Em Terminal Visions: The Literature of Last Things (1982), W.Warren Wagar aponta como papel da ficção científica o retrato da forma com que “uma cultura moribunda, neste caso, a cultura burguesa do Ocidente pós-cristão, escolheu para expressar o declínio da fé em si mesma”. E lembra que, quando a história suplanta o mito como contexto para visões apocalípticas, a ficção especulativa transforma-se no novo lugar ideal para narrativas de escatologia.

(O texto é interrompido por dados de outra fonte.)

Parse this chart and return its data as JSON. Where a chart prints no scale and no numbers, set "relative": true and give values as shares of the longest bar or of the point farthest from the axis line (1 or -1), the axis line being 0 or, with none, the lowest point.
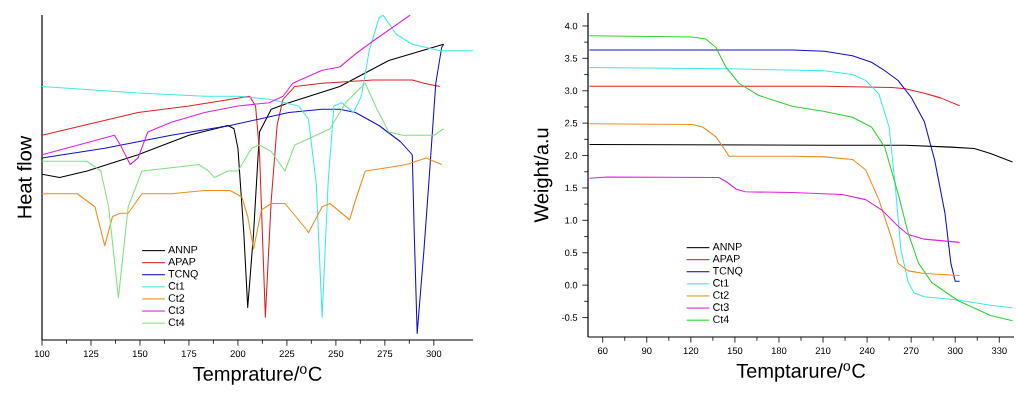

Romances como The Last Man de Mary Shelley (1826) ou A Máquina do Tempo de H.G: Wells (1895) são, por este prisma, narrativas de “revisão terminal”.
Num outro ensaio, Progress Versus Utopia, Or Can We Imagine The Future?, também de 1982, Frederik Jameson debate a ficção científica como um vasto terreno de narrativas cuja resolução tem apenas por fronteira “o limite que o pensamento não consegue ultrapassar”. Jameson explica ainda que muito do trabalho da ficção científica actual é o de “desfamiliarizar e reestruturar as nossas experiências e o nosso presente” e conclui que, mais que antever um futuro “real”, serve para “transformar o nosso presente no passado de algo que está para vir”. Daí que aponte a ficção científica como um dispositivo que funciona como “marca das limitações actuais da nossa imaginação” mais que uma forma de antecipação, demonstrando-se, assim, o fracasso da imaginação utópica, pelo que a ficção científica acaba “transformada na contemplação dos nossos limites absolutos”.
Tom Moyland, autor de Demand The Impossible: Science Fiction and The Utopian Imagination (1986), estudou uma série de romances de ficção científica dos anos 70 que denotam na sua genética a tradição da literatura utópica, concluindo que as “utopias críticas podem ser lidas como deslocamentos gerados a partir de contradições actuais do inconsciente político”. E, ainda, que as sociedades imaginadas em utopias críticas apontam paradigmas alternativos previsíveis porque, no seu cerne, “identificam um discurso autocrítico como um processo capaz de demolir as redes ideológicas dominantes”.